Error: Unresponsive child for request in component authorize module cache

Wed Aug 20 11:27:02 UTC 2025

On Aug 20, 2025, at 6:57 AM, James Fan <polysorb at gmail.com> wrote:
> We recently did a stress test for the home server proxy.
> However, we found these two kinds of errors that block the server:
> 
> Wed Aug 20 06:58:04 2025 : Error: Unresponsive child for request 396685, in
> component authorize module cache
> Wed Aug 20 06:58:04 2025 : Error: Unresponsive child for request 396689, in
> component <core> module
> 
> I know it could be slow SQL queries causing these errors. But I wonder if
> the slow SQL queries cause the cache module to be unresponsive?

  No.  But the above messages might not be entirely correct due to a race condition.  i.e. the SQL server blocks for 10 seconds, comes back, and then the server starts processing the request through the cache module.  At that point the NAS sends a new packet, and the above message shows up.

> Because the errors of the cache module are more than the core module. And I
> can't see the SQL module being unresponsive. So, I'm unsure where to find
> the root cause. The SQL server is working fine.

  It might be the cache module, or it might be SQL.  But if you're getting "unresponsive child" messages, then something is seriously wrong.

> We are conducting a stress test with 150 reqs/sec,

  We've tested v3 at 50K+ packets per second (auth) to OpenLDAP.  We've tested it at 4K packets/s to a carefully tuned SQL database.  We've tested it at 5K packets/s to Redis.

> but I'm unsure if a
> deadlock issue arises due to setting the max_requests to 50000

  That's just a limit on the number of requests the server is processing.  Setting a limit doesn't cause the child thread to become unresponsive.

> Please advise how to find the root cause, and I can provide more details
> if needed. Thank you.

  The root cause is something in your local configuration.  Blocking at 150 packets/s means that something is *catastrophically* wrong with your local configuration.

  The root cause is almost always one of a few issues.  A slow SQL database, running many shell scripts per packet, using complex Perl / Python scripts, etc.

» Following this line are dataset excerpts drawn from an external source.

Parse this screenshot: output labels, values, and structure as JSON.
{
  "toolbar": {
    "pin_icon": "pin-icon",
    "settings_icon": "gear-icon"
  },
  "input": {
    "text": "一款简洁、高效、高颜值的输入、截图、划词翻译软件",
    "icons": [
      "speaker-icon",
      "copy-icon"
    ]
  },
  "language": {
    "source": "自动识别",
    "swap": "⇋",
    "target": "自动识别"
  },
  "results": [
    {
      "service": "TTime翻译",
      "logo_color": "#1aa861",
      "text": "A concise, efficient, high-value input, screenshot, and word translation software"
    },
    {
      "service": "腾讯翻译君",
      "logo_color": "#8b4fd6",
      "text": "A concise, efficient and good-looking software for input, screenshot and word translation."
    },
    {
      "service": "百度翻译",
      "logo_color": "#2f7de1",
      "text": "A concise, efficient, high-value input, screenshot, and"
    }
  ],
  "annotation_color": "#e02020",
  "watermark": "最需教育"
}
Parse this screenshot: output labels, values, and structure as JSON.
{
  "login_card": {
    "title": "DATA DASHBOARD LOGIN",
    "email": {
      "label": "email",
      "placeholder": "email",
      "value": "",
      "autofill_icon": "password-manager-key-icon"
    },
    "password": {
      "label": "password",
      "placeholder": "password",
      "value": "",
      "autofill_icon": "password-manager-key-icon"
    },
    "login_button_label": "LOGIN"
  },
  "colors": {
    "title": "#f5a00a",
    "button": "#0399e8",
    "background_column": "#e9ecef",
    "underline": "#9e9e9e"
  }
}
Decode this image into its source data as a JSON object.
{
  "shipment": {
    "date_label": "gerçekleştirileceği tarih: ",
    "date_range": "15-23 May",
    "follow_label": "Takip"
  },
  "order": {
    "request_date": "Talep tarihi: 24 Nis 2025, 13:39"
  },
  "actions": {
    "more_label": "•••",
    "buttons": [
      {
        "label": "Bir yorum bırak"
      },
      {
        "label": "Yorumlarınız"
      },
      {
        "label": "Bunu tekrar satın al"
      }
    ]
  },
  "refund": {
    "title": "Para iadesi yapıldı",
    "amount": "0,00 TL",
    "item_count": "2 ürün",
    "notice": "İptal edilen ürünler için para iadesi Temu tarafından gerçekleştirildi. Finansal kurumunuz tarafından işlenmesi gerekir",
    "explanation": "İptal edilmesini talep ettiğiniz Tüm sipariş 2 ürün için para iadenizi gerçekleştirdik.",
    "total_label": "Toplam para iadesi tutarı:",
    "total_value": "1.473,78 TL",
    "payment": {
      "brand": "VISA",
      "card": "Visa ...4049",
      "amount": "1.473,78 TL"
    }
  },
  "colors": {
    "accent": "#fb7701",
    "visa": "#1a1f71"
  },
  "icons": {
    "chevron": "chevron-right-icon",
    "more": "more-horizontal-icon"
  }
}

  Create a new system with a default configuration.  Set it to always return "ok" for both authentication and accounting.  See that it does thousands of packets/s without an issue.

  Then, gradually add in pieces of your existing configuration.  Run the tests again.  At some point, performance will drop off of a cliff.  That last change is the source of the problem.

  Since you've given only a vague description of your configuration, I can only give a vague suggestion for how to fix it.

  Alan DeKok.